O mesmo trabalho estimou que a época anual de atividade do Aedes albopictus tem-se prolongado em Itália entre meia semana e três semanas por década. Este resultado ajuda a separar dois fenómenos frequentemente confundidos. O aquecimento climático gradual tende a tornar regiões anteriormente frias mais adequadas e a alargar a estação reprodutiva. Uma onda de calor isolada pode ter um efeito variável: favorece o mosquito quando eleva temperaturas moderadas para valores próximos do ótimo, mas pode prejudicá-lo quando ultrapassa os seus limites fisiológicos ou seca os locais de reprodução.
Períodos quentes intercalados com precipitação, rega frequente ou armazenamento doméstico de água criam recipientes onde as larvas se desenvolvem.

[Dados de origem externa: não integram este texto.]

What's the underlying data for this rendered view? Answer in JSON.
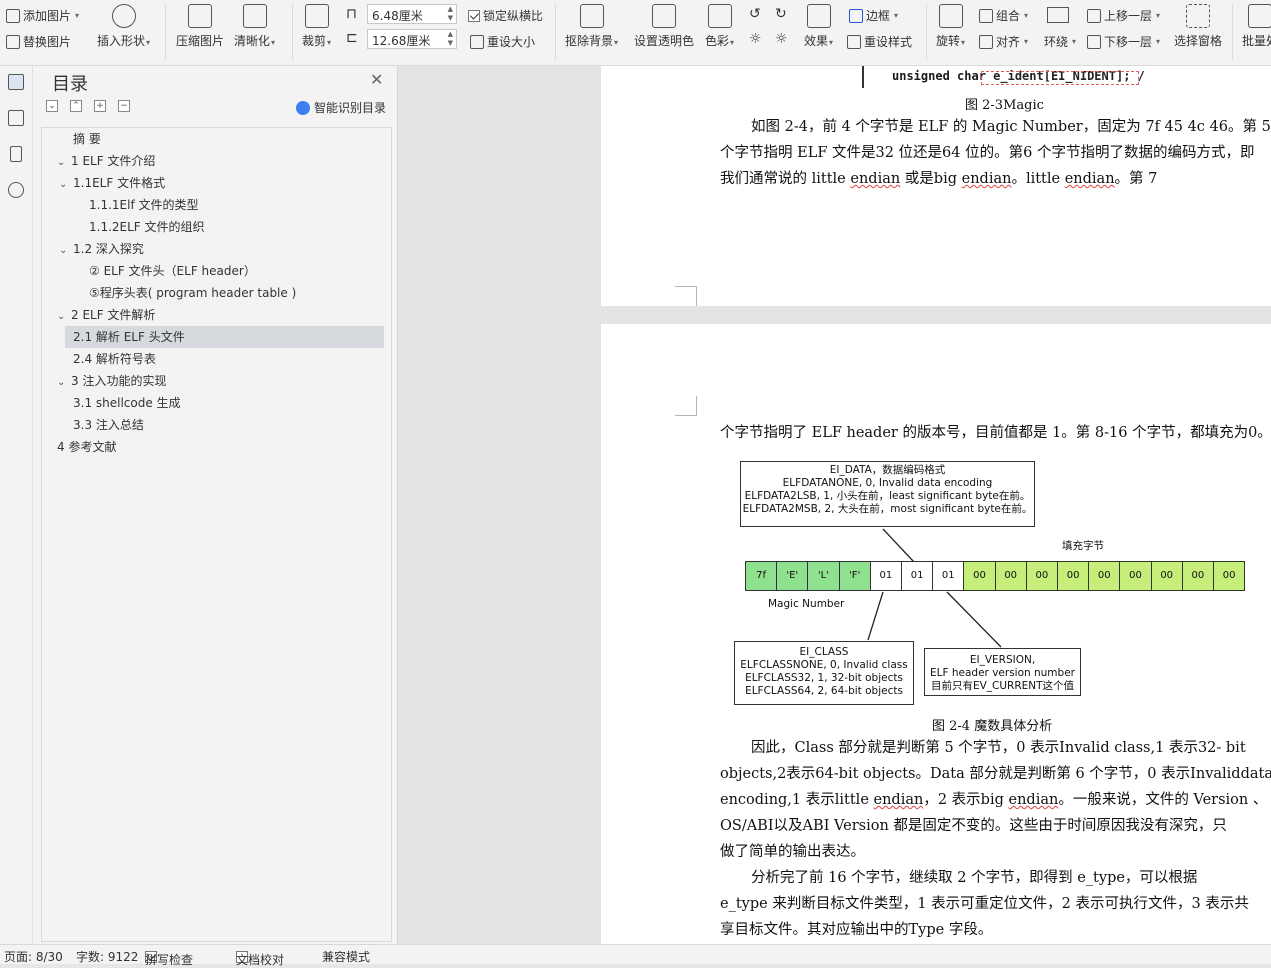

A chuva e o comportamento humano também modificam a resposta. Períodos quentes intercalados com precipitação, rega frequente ou armazenamento doméstico de água criam recipientes onde as larvas se desenvolvem. Em contrapartida, calor prolongado e ausência de água podem eliminar esses habitats. Há ainda situações em que a seca leva as populações a guardar água em bidões, baldes e outros recipientes sem proteção, criando artificialmente novos criadouros. Por isso, duas ondas de calor com temperaturas semelhantes podem produzir resultados opostos em cidades diferentes.
Em Portugal, o risco deixou de ser meramente hipotético. O relatório de 2025 da Rede de Vigilância de Vetores, REVIVE, coordenada pelo Instituto Nacional de Saúde Doutor Ricardo Jorge, laboratório público português dedicado à investigação, vigilância epidemiológica e apoio às políticas de saúde, registou Aedes albopictus em 28 concelhos, contra 20 no ano anterior. A espécie tinha sido detetada pela primeira vez no Norte em 2017, no Algarve em 2018, no Alentejo em 2022, na região de Lisboa em 2023 e no Centro em 2024. O Aedes aegypti, outro mosquito invasor capaz de transmitir dengue, Zika e chikungunya, permanece presente na Madeira desde 2005.
Em 2025 a espécie Aedes albopictus foi registada em 28 concelhos portugueses, contra 20 no ano anterior.
Esta expansão territorial não pode ser atribuída apenas às ondas de calor. A introdução em novos locais ocorre sobretudo através do transporte de ovos e exemplares em mercadorias ou veículos. As condições meteorológicas determinam depois se a população consegue sobreviver, reproduzir-se e atravessar o inverno. O ECDC identifica as temperaturas médias anuais e de inverno como alguns dos principais limites à expansão europeia do mosquito-tigre e admite que verões progressivamente mais quentes e secos possam até reduzir a adequação climática em partes do sul da Europa, ao mesmo tempo que favorecem o avanço para regiões setentrionais.
A afirmação de que as ondas de calor favorecem a proliferação de mosquitos invasores é apenas parcialmente verdadeira e portanto imprecisa. O calor pode acelerar o desenvolvimento, aumentar a atividade e prolongar a estação de reprodução quando as temperaturas permanecem dentro de um intervalo favorável e existe água disponível. Não significa, contudo, que todos os episódios extremos provoquem um aumento das populações. Ondas de calor muito intensas ou associadas a seca podem até reduzir a sobrevivência e eliminar criadouros. A expansão observada em Portugal resulta não de uma única causa, mas sim da interação entre clima, disponibilidade de água, urbanização, transportes e capacidade de adaptação das espécies.